Incomes Are Much Lower Than You Think
Alicia H. Munnell is a columnist for MarketWatch and director of the Center for Retirement Research at Boston College.
We are still way below 2007 levels in terms of household income.
The recently released Census publication – Income and Poverty in the United States: 2013 – confirmed the dismal picture presented in the Federal Reserve’s Survey of Consumer Finances that median household income has not recovered from the financial crisis and the Great Recession. The publication also contains fascinating information on the level and distribution of income. The numbers go to the heart of conversations about the “middle class” and the “rich.”
The headline news associated with the release of the new Census data was that poverty had declined. Indeed, the decline in the poverty rate was statistically significant and occurred primarily among children. Not to rain on that parade, but the poverty rate remained 2.0 percentage points higher than in 2007.
Median family income in 2013 according to the Census was $51,939, compared to $56,436 in 2007. The median means that half of households had higher incomes and half had lower ones. The table below presents the thresholds for being in different parts of the income distribution. For example, a household with an income of $150,000 is at the 90th percentile point, or in the top 10 percent of the income distribution. Even more amazing, a household with an income of $196,000 is at the 95th percentile, or in the top 5 percent.

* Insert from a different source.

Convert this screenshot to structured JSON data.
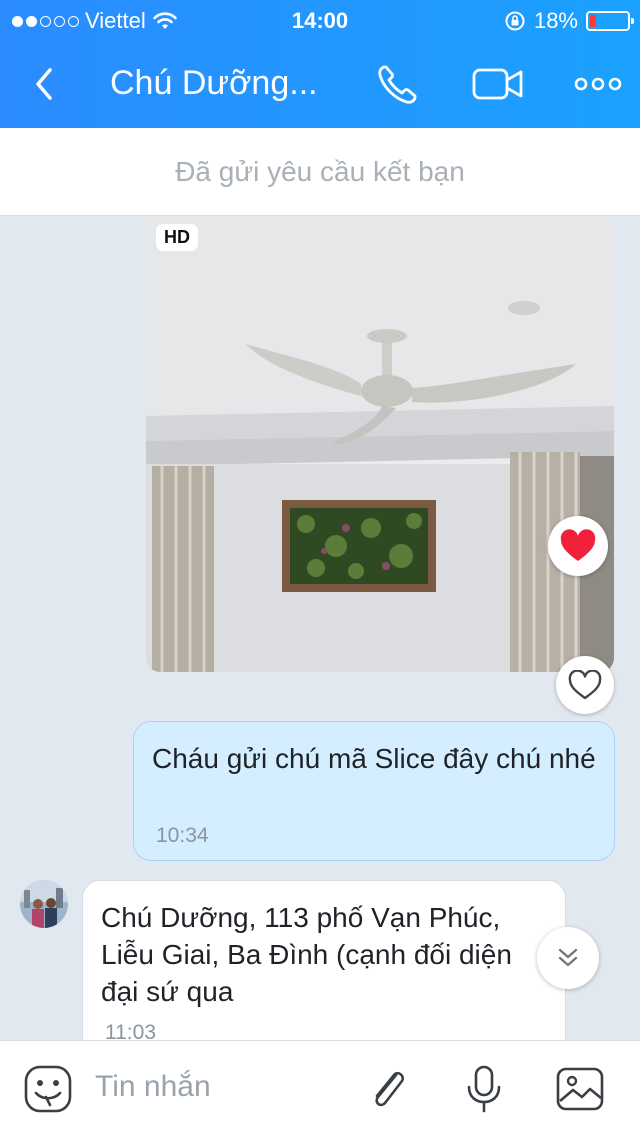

The thresholds must be interpreted with caution because households include old and young, urban and rural, coastal and midland, and small and large. Yet, many of those with $150,000 of household income would be quite surprised to know that they are among the richest 10 percent.
These thresholds come into play in general conversation and in policy debates. When people refer to the middle class, are they really thinking of households with incomes of $51,939? When financial service providers characterize their target market as the mass affluent, are they referring to the 20 percent of households with incomes over $105,910 or are they thinking of a much smaller portion of the population?
In terms of the Social Security debate, many proposals suggest reducing benefits for the “affluent.” Since the maximum taxable earnings level for 2014 is $117,000, presumably such reductions would kick in for those with household incomes between the median and the 90th percentile. Do we really believe that households with incomes below $150,000 are so rich that they don’t need current levels of Social Security benefits?
Regardless of where people stand on the policy issues, they should cut out this little table that appears in the recent Census publication so that when they talk about the rich, the middle class, and the poor they have a common household income figure in mind.